As soon as we got home, we practiced the new steps we learned and the old steps we remembered so that maybe they would remain cemented in our brains for a few more hours this time around. Hardest part was trying to adjust to taking tiny little steps in our living room after having a whole dance studio to fly around in.

Thursday, April 8, 2010

I thought this would probably fall under the heading of stuff I shouldn’t write about, but the longer I thought it over the more important I believed it was to share this with you: Before you call up your banker to bitch him out because you suspect last month’s interest payment on your loan is wrong, get out a pencil and paper and work out what you think the damned interest due ought to be, because if you don’t I can guarantee that, even if he doesn’t say it, he’s thinking that you’re not much better than a horse stomping out the answer to the question, “What’s two plus two?”
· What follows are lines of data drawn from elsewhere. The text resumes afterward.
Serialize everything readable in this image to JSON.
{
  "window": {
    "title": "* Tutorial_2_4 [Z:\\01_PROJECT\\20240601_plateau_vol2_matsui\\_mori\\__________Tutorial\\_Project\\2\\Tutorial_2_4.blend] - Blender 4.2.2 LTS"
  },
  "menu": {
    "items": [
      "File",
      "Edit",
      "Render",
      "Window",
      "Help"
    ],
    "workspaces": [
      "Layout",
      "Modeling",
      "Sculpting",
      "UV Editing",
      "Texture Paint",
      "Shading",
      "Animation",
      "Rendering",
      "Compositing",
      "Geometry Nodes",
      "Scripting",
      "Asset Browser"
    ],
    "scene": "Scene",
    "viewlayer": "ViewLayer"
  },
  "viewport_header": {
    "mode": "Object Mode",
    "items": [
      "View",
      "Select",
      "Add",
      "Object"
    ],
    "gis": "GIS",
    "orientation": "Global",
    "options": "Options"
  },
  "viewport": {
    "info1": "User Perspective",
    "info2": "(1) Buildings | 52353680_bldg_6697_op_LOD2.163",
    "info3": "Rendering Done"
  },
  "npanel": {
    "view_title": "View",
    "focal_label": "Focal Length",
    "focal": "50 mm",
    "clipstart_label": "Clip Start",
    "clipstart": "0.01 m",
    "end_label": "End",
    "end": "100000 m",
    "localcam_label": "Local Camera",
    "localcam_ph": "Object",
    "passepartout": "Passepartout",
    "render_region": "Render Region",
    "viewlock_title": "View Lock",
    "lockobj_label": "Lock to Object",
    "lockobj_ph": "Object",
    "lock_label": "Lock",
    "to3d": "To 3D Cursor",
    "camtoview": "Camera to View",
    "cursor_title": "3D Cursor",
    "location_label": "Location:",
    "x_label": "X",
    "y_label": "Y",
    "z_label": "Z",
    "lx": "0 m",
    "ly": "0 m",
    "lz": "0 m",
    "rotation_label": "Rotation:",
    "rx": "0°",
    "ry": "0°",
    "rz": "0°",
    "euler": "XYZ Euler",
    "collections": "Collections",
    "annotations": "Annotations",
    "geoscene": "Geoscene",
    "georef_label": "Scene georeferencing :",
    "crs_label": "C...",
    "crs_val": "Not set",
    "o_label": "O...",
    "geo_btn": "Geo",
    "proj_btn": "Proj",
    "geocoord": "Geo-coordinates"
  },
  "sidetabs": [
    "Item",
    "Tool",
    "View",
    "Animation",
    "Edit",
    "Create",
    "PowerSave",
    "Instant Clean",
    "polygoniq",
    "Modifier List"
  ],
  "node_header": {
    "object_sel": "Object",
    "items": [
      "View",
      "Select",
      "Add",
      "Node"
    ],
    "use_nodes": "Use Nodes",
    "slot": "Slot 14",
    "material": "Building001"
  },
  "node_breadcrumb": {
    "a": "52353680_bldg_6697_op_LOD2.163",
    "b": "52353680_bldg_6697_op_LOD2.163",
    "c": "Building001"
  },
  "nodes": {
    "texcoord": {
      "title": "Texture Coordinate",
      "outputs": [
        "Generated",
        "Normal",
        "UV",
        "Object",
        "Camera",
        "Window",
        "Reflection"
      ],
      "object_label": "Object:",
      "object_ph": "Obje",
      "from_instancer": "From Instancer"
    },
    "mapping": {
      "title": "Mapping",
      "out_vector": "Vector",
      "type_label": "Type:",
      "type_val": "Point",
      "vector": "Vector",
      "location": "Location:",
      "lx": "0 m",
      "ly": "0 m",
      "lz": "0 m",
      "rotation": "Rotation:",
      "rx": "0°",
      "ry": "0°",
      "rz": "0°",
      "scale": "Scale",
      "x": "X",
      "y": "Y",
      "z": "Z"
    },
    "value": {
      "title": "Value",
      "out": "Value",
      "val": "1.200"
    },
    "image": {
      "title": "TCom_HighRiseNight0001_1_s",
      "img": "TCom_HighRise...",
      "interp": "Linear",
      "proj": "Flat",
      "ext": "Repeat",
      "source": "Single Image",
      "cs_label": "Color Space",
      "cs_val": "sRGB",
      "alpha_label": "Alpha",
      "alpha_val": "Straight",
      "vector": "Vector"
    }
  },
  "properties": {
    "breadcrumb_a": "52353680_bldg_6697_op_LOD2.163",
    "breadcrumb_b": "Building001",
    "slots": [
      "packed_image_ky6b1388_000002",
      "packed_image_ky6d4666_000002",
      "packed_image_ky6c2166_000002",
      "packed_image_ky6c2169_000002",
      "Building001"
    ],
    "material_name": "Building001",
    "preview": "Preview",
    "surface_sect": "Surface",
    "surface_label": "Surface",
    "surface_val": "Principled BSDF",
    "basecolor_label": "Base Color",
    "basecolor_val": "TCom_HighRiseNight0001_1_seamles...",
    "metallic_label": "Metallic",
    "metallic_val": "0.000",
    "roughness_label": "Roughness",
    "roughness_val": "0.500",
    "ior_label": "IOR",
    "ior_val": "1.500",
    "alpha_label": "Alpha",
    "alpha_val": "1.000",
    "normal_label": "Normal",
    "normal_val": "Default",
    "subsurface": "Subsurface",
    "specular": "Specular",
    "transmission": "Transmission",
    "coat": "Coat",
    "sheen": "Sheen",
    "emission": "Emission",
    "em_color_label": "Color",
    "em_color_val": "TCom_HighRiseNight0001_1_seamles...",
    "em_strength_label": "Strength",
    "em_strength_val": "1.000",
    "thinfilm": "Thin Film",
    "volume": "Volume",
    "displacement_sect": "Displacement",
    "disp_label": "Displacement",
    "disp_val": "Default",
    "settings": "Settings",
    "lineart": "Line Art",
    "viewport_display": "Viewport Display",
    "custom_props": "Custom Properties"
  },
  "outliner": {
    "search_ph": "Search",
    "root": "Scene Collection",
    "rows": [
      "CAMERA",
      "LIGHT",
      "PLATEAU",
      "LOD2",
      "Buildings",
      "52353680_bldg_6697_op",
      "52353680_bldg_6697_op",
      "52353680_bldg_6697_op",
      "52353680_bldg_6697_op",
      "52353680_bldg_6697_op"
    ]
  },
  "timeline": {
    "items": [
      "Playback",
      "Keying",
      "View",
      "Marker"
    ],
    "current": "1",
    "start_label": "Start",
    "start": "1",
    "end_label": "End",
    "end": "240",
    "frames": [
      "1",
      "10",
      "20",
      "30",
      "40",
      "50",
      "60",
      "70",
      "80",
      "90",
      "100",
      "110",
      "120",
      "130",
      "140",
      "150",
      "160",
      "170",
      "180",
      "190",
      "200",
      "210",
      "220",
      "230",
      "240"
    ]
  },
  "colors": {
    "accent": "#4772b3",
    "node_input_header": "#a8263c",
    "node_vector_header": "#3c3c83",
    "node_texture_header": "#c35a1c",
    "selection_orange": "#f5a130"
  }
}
Did you pay more interest this month than you did last month? Why could that possibly be? Well maybe, just maybe, you pay daily interest, and last month you paid thirty days of interest, but this month you paid thirty-one days of interest. Your banker gets the most phone calls about this in April, when customers get their monthly bills and see way more interest due because in March they paid twenty-eight days worth of interest but in April they owe thirty-one days of interest. “Why’s my interest going up when before it was going down?” everybody grouses. “That doesn’t look right.”

“It doesn’t look right” doesn’t amount to much of a complaint. The interest you owe is very quantifiable. They don’t pick a number that looks right. It’s math. If you think an error has been made, work it out to the last decimal place, then bring it to someone’s attention. If you can’t work it out, or just plain don’t want to, then, believe me, you’re probably better off not mentioning it to anybody. If you do, your banker is going to be forced to do the math right before your eyes, or your ears if you call him on the phone during your break, because you’re backing him into a corner, pretty much accusing him of mismanaging your money, and he’s not going to let you do that if he can help it. Do you want him to demonstrate to you and everybody else within earshot that you can’t do simple multiplication? No? I didn’t think so.


image of a scary-looking meal

Yet another signpost of the unfolding Apocalypse is revealed.


Ladies and gentlemen, I give you the DoubleDown: The "buns" are actually two pieces of fried chicken. The "meat" of the sandwich consists of bacon, cheese and some sort of magical space-age mayonnaise. Finally, a sandwich designed specifically for those morbidly obese people who have to have the wall of their bedroom removed so they can be transported to the hospital.